The last few years have been tough for people looking to buy their dream homes. A shortage of available houses has led to intense competition, favoring cash buyers and requiring higher down payments.

First-time buyers face challenges as they navigate market pressures while trying to find homes that fit their budgets. Rising interest rates and high treasury yields have pushed mortgage rates to their highest levels in 20 years.

These elevated rates reduce what buyers can afford and increase monthly payments, creating uncertainty for those hesitant to make long-term commitments.

Ralph McLaughlin, a senior economist at Realtor.com, shared insights on how buyers can still locate homes within their financial reach, even with high-interest rates.

Although high rates can be discouraging, especially for first-time buyers, consumers can be more empowered in their search for competitive mortgage rates. Rates will eventually decrease, so a smart strategy is to purchase a home within budget and plan to refinance later when rates go down.

There are various options available now to secure a better mortgage rate. McLaughlin advises buyers to explore different mortgage terms and consider adjustable-rate options.

He explains that 15-year mortgages often come with lower rates, sometimes 1 to 1.5 percentage points lower than 30-year mortgages. Not only do these mortgages allow buyers to pay off their loans faster, but the monthly payments aren’t double what they would be for a 30-year loan, typically rising only 50% to 60%.

Adjustable-rate mortgages can also offer lower payments, though buyers should consider their risks. McLaughlin notes that these rates can be less than both 30-year and 15-year rates, but they may not adjust for five to seven years. If rates drop significantly during that period, refinancing could become necessary.

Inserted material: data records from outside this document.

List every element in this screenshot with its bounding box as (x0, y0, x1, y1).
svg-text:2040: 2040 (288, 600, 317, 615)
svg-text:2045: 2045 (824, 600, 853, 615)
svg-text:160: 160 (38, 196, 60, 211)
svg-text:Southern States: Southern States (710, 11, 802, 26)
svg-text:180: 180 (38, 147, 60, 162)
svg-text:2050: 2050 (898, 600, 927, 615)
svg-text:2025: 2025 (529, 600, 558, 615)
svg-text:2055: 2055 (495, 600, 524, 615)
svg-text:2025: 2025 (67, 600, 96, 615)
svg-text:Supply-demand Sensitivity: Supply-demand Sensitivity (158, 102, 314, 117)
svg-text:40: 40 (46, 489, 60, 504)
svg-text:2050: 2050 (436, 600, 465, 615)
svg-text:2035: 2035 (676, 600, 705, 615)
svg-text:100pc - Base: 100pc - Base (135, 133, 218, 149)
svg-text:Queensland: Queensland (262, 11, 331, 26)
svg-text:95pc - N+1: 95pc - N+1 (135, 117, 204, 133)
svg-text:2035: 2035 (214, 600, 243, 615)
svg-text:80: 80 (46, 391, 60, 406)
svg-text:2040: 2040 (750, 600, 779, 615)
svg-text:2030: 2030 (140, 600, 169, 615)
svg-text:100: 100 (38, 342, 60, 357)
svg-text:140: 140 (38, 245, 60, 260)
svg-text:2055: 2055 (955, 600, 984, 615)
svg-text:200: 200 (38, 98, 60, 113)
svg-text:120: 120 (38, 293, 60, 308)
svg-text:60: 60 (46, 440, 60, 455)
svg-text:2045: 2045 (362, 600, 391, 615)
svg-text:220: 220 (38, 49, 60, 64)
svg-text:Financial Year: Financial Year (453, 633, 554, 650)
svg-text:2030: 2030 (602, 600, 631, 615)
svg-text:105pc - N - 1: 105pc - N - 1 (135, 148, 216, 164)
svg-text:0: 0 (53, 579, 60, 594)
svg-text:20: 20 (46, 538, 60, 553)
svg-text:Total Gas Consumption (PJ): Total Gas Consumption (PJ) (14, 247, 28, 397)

Another option is a buydown credit, which is not frequently used. This strategy can help buyers secure a better price, especially if the seller wants to finalize the sale quickly. The seller can cover these credits, reducing the buyer’s mortgage in the early years.

McLaughlin emphasizes that buyers can negotiate with sellers for a buydown credit. This is common, especially when sellers are eager to sell, making it a viable option for reducing mortgage rates.